Speaking of turns of events, and movie reactions, I must mention the downfall of Roger Ebert. On Ebert's site
there's a link to his newest book, Roger Ebert's Four-Star Reviews, 1967-2007. The forty year time frame (41, actually) gives the title a nice symmetry, but with that 40 year span in mind, it's lucky Ebert didn't start writing reviews a couple of years earlier. If he had, and this book was 1965-1995, they'd damn near have a second volume ready to go, with the scores he's been passing out since narrowly surviving his lengthy illness.
His reviews are still well-written and entertaining and informative, but when he likes every movie, (he's got
six reviews up this week; four are 4-star and the other two are 3.5 star.) his opinion becomes a lot less valuable to me. True, he's only reviewing movies he wants to, and he's posting a lot of reviews of films he saw when he was too sick to write about them, and only bothering to write reviews of ones he saw and enjoyed, but must he like everything? Didn't he see any movies when he was sick that he thought sucked badly enough that he wanted to go back and vivisect them now that he's got the strength to wield his scalpel?
It's the man's prerogative to want to write about movies he loves, but as someone who much prefers reading 0-star reviews to 4-star reviews, especially when they're of movies I'll never see anyway, I must respectfully register my disappointment with and disagreement towards Ebert's altered career path. I must also point out that Ebert's approval of a film has now become essentially irrelevant. Since he likes everything, on one level or another, I can't take his opinion seriously. It's like judging tennis ball quality by timing the speed with which a golden retriever runs them down.
Case in point:
Sweeney Todd. I've not seen it, and I'm very unlikely to do so. Malaya did see it, while I was in San Diego, after a friend talked her into it. She didn't think she'd like it; she
was not enraptured by any of the previous Tim Burton/Johnny Depp musicals, and while she enjoys horror movies and Johnny Depp, she didn't want to see this one with the singing. She went anyway, and said she only kept from walking out on several occasions by exercising the utmost self control.
Unsurprisingly,
Sweeney Todd's
getting rave reviews. Critics always like movies that do things differently and originally, even if they're not actually any fun to watch. You'd feel that way too if you saw 120 mediocre formulaic crapfests a year. That's not very useful to us in the general public though, since we don't see 100+ mainstream Hollywood films, and therefore are not primed to enjoy anything that provides some novelty value.

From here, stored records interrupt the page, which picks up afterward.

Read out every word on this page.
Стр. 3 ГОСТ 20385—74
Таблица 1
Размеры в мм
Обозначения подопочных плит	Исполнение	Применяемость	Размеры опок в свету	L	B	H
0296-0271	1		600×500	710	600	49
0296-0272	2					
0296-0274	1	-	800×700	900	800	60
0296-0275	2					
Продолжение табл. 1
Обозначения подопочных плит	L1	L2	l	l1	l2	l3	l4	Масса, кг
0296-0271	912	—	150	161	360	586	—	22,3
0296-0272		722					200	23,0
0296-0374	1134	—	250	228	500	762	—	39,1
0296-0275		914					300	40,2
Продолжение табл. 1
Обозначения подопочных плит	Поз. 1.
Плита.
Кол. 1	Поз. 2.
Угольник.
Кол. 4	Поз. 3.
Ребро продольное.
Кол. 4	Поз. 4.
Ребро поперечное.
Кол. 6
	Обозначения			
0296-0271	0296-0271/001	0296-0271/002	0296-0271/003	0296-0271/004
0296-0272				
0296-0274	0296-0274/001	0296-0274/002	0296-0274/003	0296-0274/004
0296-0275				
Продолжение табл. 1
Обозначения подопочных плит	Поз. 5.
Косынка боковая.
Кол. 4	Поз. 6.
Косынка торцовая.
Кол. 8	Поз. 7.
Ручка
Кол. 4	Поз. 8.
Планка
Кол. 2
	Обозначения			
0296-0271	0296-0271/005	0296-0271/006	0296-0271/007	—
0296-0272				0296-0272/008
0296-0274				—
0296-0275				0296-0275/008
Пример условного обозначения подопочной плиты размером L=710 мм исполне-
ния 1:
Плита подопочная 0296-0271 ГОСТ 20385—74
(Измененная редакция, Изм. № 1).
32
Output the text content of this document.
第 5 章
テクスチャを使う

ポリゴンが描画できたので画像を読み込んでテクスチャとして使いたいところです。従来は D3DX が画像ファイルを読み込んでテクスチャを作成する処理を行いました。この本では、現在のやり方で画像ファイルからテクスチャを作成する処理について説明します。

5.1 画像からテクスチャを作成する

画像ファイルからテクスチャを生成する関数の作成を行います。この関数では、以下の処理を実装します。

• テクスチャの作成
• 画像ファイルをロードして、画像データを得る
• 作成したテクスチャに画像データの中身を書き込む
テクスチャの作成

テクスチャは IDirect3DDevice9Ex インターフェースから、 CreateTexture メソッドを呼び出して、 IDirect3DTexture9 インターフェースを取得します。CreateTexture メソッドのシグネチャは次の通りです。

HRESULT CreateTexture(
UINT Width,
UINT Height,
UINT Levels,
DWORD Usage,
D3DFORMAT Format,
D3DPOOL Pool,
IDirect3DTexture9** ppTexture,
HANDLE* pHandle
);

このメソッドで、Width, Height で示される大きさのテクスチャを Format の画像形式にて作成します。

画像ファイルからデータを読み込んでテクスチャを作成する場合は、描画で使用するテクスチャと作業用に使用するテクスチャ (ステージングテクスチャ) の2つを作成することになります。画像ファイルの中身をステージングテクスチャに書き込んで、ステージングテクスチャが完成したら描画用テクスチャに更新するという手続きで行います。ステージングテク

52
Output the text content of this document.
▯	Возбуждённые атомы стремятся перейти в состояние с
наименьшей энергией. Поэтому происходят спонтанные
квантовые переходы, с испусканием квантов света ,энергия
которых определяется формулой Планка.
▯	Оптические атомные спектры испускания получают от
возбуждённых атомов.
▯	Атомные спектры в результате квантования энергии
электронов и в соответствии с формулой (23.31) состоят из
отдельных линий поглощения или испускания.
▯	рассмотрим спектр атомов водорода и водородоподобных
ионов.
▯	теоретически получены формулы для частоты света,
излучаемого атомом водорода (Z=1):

On the other hand, Malaya absolutely loved Alien vs. Predator 2, which she also saw with a mutual friend while I was in San Diego. Awesome action, great battle scenes and a huge body count. What the first AvP movie should have been if it hadn't been written like it was some sort of very stupid videogame adaptation. She liked it enough that she says she wants to see it again, so we just might do that. Plus, AvP2 is not a movie the IG would be interested in, so there's no conflict there. We don't have any pending movie plans, with her out of town for another week+, but we both want to see Juno at the very least, so that should happen sometime early next year. Hopefully by then we'll have come up with a proper nickname for her! I could use a new one too, for that matter. I've been sick of "Flux" for years, but haven't cared enough to think up something new, or to simply transition to something eponymous. It seems a bit absurd to inaugurate a new online alias past the age of 30 anyway. Although, since this June I will be 29, again, I don't see why that should apply to me?